Miéville on Lovecraft

While gathering my thoughts on China Miéville’s astonishing Kraken, I remembered this short statement of his on a favorite Lovecraft story and it’s not just fascinating to hear, but it also contains an explanation of sorts of what he’s doing in works like Kraken.

7 thoughts on “Miéville on Lovecraft

  1. “Lovecraft describing with a libidinal vertiginous horror the kind of organic misogynation and filth that he perceives to be New York.” The guy actually talks like that! Of course, now I don’t know if I like him more or less.
    Though this video was very topical, since I just finished a Mieville and am currently reading an omnibus edition of Lovecraft’s stories.

  2. oh well, undeniably a good writer, craft-wise though, but.. how will you explain those views to your children… I found it a stable way of being more self-aware – instead of being self-indulgent, I mean – to rely on the verdict of your own children. It changes everything..

    and of course this cannot (the least) be understood by certain people… (qed, I’d say..
    we had this discussion before) who can only be pitied for the loss they aren’t even able to feel..
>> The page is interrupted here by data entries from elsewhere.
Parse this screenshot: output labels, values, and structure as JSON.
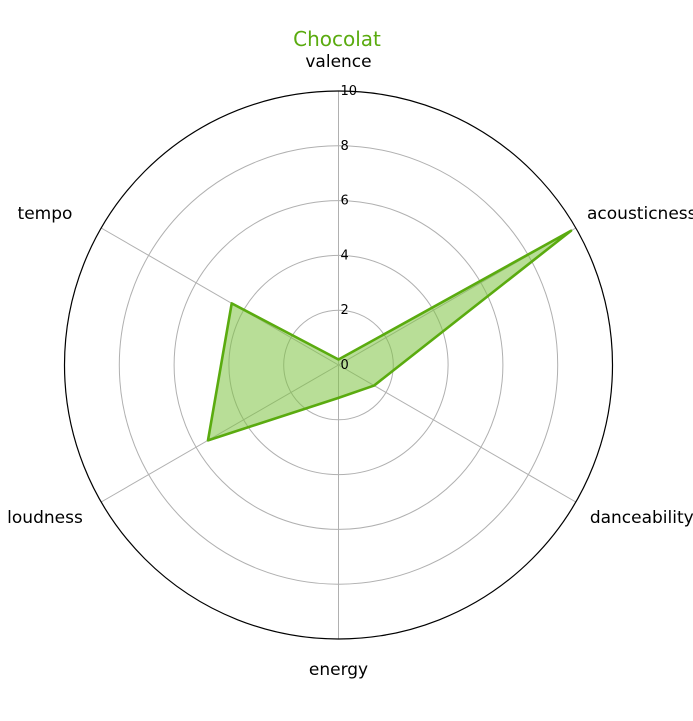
{
  "chart_data": {
    "type": "radar",
    "title": "Chocolat",
    "axes": [
      "valence",
      "acousticness",
      "danceability",
      "energy",
      "loudness",
      "tempo"
    ],
    "series": [
      {
        "values": [
          0.2,
          9.8,
          1.5,
          1.2,
          5.5,
          4.5
        ]
      }
    ],
    "rlim": [
      0,
      10
    ],
    "rticks": [
      "0",
      "2",
      "4",
      "6",
      "8",
      "10"
    ],
    "grid": true,
    "colors": {
      "line": "#5aab0f",
      "fill": "#7dc242",
      "fill_opacity": 0.55,
      "title": "#5aab0f"
    }
  }
}
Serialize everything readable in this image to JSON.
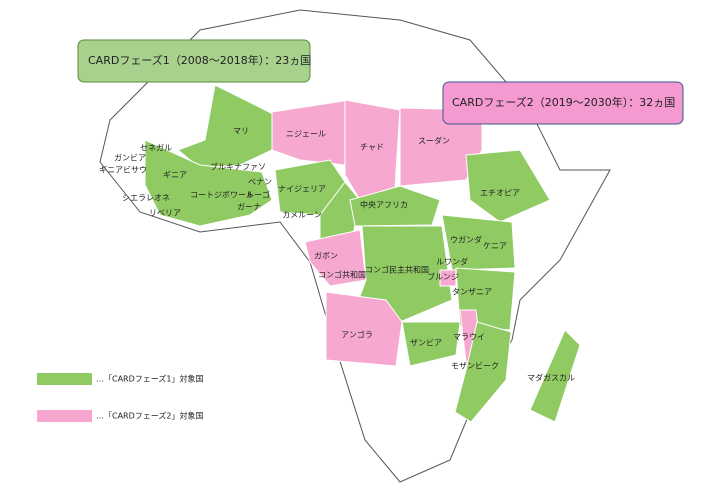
{
  "callouts": {
    "phase1": "CARDフェーズ1（2008〜2018年）：23ヵ国",
    "phase2": "CARDフェーズ2（2019〜2030年）：32ヵ国"
  },
  "legend": [
    "…「CARDフェーズ1」対象国",
    "…「CARDフェーズ2」対象国"
  ],
  "countries": [
    "マリ",
    "ニジェール",
    "チャド",
    "スーダン",
    "セネガル",
    "ガンビア",
    "ギニアビサウ",
    "ギニア",
    "ブルキナファソ",
    "シエラレオネ",
    "コートジボワール",
    "ベナン",
    "トーゴ",
    "ガーナ",
    "リベリア",
    "ナイジェリア",
    "カメルーン",
    "中央アフリカ",
    "エチオピア",
    "ウガンダ",
    "ケニア",
    "ガボン",
    "コンゴ共和国",
    "コンゴ民主共和国",
    "ルワンダ",
    "ブルンジ",
    "タンザニア",
    "アンゴラ",
    "ザンビア",
    "マラウイ",
    "モザンビーク",
    "マダガスカル"
  ]
}
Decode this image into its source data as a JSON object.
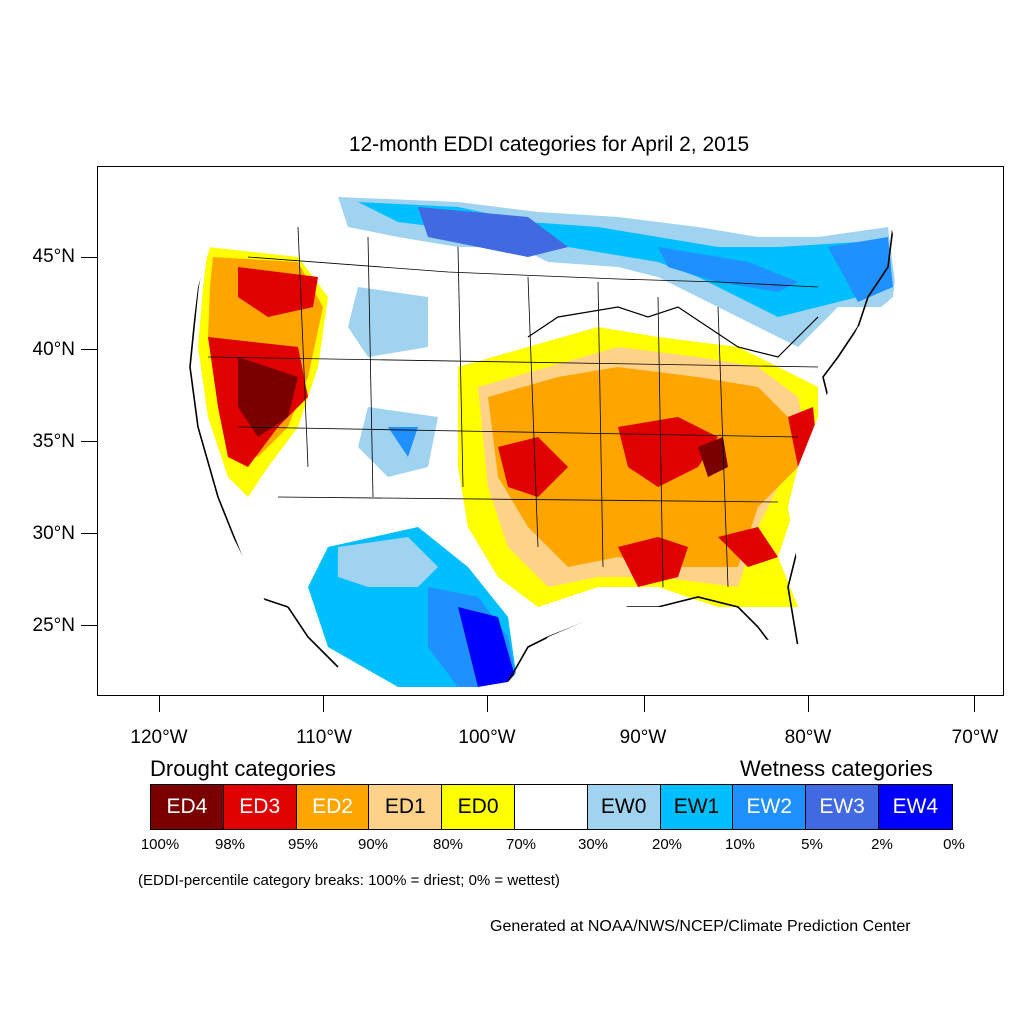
{
  "title": "12-month EDDI categories for April 2, 2015",
  "latitude_labels": [
    "45°N",
    "40°N",
    "35°N",
    "30°N",
    "25°N"
  ],
  "longitude_labels": [
    "120°W",
    "110°W",
    "100°W",
    "90°W",
    "80°W",
    "70°W"
  ],
  "legend": {
    "drought_heading": "Drought categories",
    "wetness_heading": "Wetness categories",
    "categories": [
      {
        "label": "ED4",
        "color": "#7a0000",
        "text_color": "#ffffff"
      },
      {
        "label": "ED3",
        "color": "#e00000",
        "text_color": "#ffffff"
      },
      {
        "label": "ED2",
        "color": "#ffa500",
        "text_color": "#ffffff"
      },
      {
        "label": "ED1",
        "color": "#ffd28a",
        "text_color": "#000000"
      },
      {
        "label": "ED0",
        "color": "#ffff00",
        "text_color": "#000000"
      },
      {
        "label": "",
        "color": "#ffffff",
        "text_color": "#000000"
      },
      {
        "label": "EW0",
        "color": "#9fd3f0",
        "text_color": "#000000"
      },
      {
        "label": "EW1",
        "color": "#00bfff",
        "text_color": "#000000"
      },
      {
        "label": "EW2",
        "color": "#1e90ff",
        "text_color": "#ffffff"
      },
      {
        "label": "EW3",
        "color": "#4169e1",
        "text_color": "#ffffff"
      },
      {
        "label": "EW4",
        "color": "#0000ff",
        "text_color": "#ffffff"
      }
    ],
    "breaks": [
      "100%",
      "98%",
      "95%",
      "90%",
      "80%",
      "70%",
      "30%",
      "20%",
      "10%",
      "5%",
      "2%",
      "0%"
    ]
  },
  "note": "(EDDI-percentile category breaks: 100% = driest; 0% = wettest)",
  "credit": "Generated at NOAA/NWS/NCEP/Climate Prediction Center"
}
    to question what this stupid life is about, over and over again, trying to describe it or master it with art (or s.th. sort of) is futile if you constantly deny yourself THE experience .. *g*

  3. @Ronak: eh, but on the other hand, if you look through the interviews online, he can slip as easily from register to register in speech as in writing. His new book, Kraken, is filled with easy, slang-ish, highly annoying language.

  4. by the way, what do you think about Lovecraft? I’m a bit puzzled at the atrociousness, the pulpyness of the actual writing. I used to think he was a good WRITER, but my sister who’s a big fan bought me a collection of his stories and I was flabbergasted. Seems very bloated, wishfully victorian-esque to me.

  5. I’m highly inexperienced with the Brit and American writing of his time — one Dickens, I think –, so all of its writing seems rather similar to me. In an enjoyable way, that is.
    But in the five stories I’ve read, it seems to me that there’s a very real fear underlying his writing. Initial thought is that it is a sort of reaction to the rather anthropocentric views of nature (can’t remember who the major writers of the period were, but I’m pretty sure I have the time right, because the Brits were doing things to the environment in India, and Indian history has been hammered down my throat since I was six) that were in vogue then, but I’ll have to read more to be sure.

  6. @shig, to answer your question very belatedly, I now think his writing itself is highly skillful; he very effectively builds around me what feels like a labyrinth in the way it makes me feel out of place, a labyrinth made of big words and other people’s terror.